Senada, Direktur jasa layanan tiket Artatix, Panji Pamungkas juga menemukan sejumlah permasalahan selama proses kerja sama dengan Juwana Creative. Artatix terlibat dalam beberapa pelaksanaan konser yakni Jogja Koplo Festival 1, Serasa Nada 2, Suara Berkala, dan Sudut Baya.
Artatix juga mengawali kerja sama dengan kesuksesan di acara Jogja Koplo Festival 1. Panji mengungkapkan, perhelatan selanjutnya selalu berjalan penuh persoalan.
Ia mulai menyadari persoalan saat Juwana Creative, secara sepihak membatalkan kerja sama penyediaan tiket pada acara Groovy Land yang akhirnya batal. Berlanjut, pada Suara Berkala, Artatix juga mengalami kerugian karena sudah memberikan bonus mencetak gelang tiket, tapi acara batal.
Panji juga menyoroti persoalan pengelolaan dana, Juwana Creative melakukan penarikan dana dari beberapa konser menuju rekening yang sama. Satu rekening itu digunakan untuk mengelola pemasukan dari beberapa acara berbeda. Sehingga ada potensi tumpang tindih pengelolaan antar-konser
“Dari situ terlihat bahwa manajemen keuangannya enggak beres,” katanya.
Mereka memutuskan untuk menghentikan kerja sama dan memasukkan Juwana Creative ke daftar hitam pasca-batalnya Serasa Nada 2.
Permasalahan internal yang memengaruhi konser
Salah satu persoalan yang terjadi pada gelaran acara Juwana terjadi karena di tengah jalan terdapat beberapa perpindahan penanggung jawab acara. Seperti diketahui, beberapa konser awal berada di bawah naungan Juwana Creative. Namun, konser Crowdland hingga Sebaya Festival berada membawa nama Sunshine Crv.
Brian mengungkapkan, saat kerja sama terjadi, semua konser itu berada di payung Juwana. Namun, pada perjalanannya perpindahan tanggung jawab antar-orang.

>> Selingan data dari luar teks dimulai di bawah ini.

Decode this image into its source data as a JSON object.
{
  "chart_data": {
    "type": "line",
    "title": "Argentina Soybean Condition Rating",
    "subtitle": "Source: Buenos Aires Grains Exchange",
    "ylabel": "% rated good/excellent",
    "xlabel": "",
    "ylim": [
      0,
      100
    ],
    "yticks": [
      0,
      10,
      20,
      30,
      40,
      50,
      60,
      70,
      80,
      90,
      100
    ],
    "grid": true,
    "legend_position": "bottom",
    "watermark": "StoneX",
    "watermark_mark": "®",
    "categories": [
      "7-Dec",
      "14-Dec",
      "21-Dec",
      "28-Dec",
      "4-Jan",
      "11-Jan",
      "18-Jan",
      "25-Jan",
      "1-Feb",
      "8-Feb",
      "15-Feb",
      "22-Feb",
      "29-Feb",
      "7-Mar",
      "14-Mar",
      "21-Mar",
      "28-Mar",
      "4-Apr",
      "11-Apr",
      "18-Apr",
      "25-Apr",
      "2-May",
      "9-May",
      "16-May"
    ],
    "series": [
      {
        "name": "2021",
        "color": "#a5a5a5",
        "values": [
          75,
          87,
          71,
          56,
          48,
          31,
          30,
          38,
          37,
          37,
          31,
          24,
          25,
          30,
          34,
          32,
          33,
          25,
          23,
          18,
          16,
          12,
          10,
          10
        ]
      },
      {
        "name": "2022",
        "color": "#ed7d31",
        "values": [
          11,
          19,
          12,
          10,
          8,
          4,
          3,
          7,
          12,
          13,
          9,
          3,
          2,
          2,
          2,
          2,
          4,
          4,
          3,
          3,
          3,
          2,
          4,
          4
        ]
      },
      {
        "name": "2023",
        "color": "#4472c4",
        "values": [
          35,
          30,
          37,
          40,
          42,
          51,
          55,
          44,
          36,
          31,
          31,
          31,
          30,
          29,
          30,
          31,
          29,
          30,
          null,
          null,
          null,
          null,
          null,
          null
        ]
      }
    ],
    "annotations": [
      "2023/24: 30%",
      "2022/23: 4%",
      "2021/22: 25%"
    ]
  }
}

“Semua acara kita tandatangan dengan pihak Juwana. Ada perpindahan ke Sunshine itu, saat itu kami sudah ajukan MoU ulang tapi mereka belum merespons,” terangnya.

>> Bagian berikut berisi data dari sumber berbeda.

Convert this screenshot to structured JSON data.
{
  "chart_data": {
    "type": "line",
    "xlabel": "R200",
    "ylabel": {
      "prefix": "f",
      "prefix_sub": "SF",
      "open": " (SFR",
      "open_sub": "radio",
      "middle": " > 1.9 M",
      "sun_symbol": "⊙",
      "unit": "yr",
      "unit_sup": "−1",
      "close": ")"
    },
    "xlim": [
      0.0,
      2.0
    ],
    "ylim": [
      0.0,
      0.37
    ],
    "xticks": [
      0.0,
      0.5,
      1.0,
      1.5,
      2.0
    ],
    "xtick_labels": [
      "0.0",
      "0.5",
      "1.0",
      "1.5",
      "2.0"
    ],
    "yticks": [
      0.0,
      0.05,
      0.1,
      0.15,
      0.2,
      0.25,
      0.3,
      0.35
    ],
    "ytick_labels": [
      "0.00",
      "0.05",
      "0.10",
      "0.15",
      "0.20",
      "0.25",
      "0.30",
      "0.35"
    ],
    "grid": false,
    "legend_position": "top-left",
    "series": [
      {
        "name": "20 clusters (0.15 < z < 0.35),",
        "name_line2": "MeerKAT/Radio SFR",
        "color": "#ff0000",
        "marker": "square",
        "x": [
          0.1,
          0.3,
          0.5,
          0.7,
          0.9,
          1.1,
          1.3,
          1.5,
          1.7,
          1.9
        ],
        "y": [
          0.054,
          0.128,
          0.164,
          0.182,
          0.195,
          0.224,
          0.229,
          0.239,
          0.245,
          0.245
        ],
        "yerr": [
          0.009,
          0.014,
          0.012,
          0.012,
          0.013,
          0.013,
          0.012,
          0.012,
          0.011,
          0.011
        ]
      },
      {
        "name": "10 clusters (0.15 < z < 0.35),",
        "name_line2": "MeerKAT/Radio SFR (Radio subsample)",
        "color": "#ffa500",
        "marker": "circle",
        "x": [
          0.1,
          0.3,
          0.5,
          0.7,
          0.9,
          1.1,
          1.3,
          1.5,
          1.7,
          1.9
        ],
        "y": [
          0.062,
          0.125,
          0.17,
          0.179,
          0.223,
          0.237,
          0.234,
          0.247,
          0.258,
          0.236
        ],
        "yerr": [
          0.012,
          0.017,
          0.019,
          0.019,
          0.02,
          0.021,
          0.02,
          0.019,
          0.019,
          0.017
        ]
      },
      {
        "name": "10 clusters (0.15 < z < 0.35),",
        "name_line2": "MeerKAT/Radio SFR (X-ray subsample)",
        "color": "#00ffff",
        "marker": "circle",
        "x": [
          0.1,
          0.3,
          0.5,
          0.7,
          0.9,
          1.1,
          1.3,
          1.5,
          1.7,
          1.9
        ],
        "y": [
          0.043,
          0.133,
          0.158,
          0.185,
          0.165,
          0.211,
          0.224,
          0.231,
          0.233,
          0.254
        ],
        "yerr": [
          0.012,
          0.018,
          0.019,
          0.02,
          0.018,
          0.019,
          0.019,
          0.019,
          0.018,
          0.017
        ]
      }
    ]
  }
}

Bersamaan dengan proses kerja sama Jogja Koplo Festival, menurutnya sudah berjalan penandatanganan MoU beberapa event lanjutan seperti Crowdland, Geh Festival, Soul of October, hingga Sebaya Festival. Baru setelah permasalahan di Jogja Koplo Festival 2 mencuat, Yesplis menonaktifkan semua konser kerja sama dengan Juwana.
Yesplis sempat mengaktifkan kembali laman pembelian tiket Crowdland. Hal itu lantaran penjelasan dari Abi dari Juwana menerangkan kalau sudah ada pergantian tanggung jawab sehingga acara akan aman.
“Ternyata memang kepemilikannya masih sengketa akhirnya kita nonaktifkan lagi. Kita preventif, daripada banyak orang yang kena tipu,” ujarnya.
Untuk mencegah potensi kerugian pembeli tiket, saat ini, Yesplis telah menutup semua laman pembelian tiket untuk konser dari Juwana maupun Sunshine yang akan datang. Pada beberapa konser, sudah ada dana dari pembeli yang masuk.
Terdekat untuk Crowdland sudah ada 1.490 tiket terjual. Lalu pada Geh Festival di Lampung Agustus mendatang sudah ada 1.751 tiket terjual. Sementara untuk Sebaya Fest sudah ada 553 tiket.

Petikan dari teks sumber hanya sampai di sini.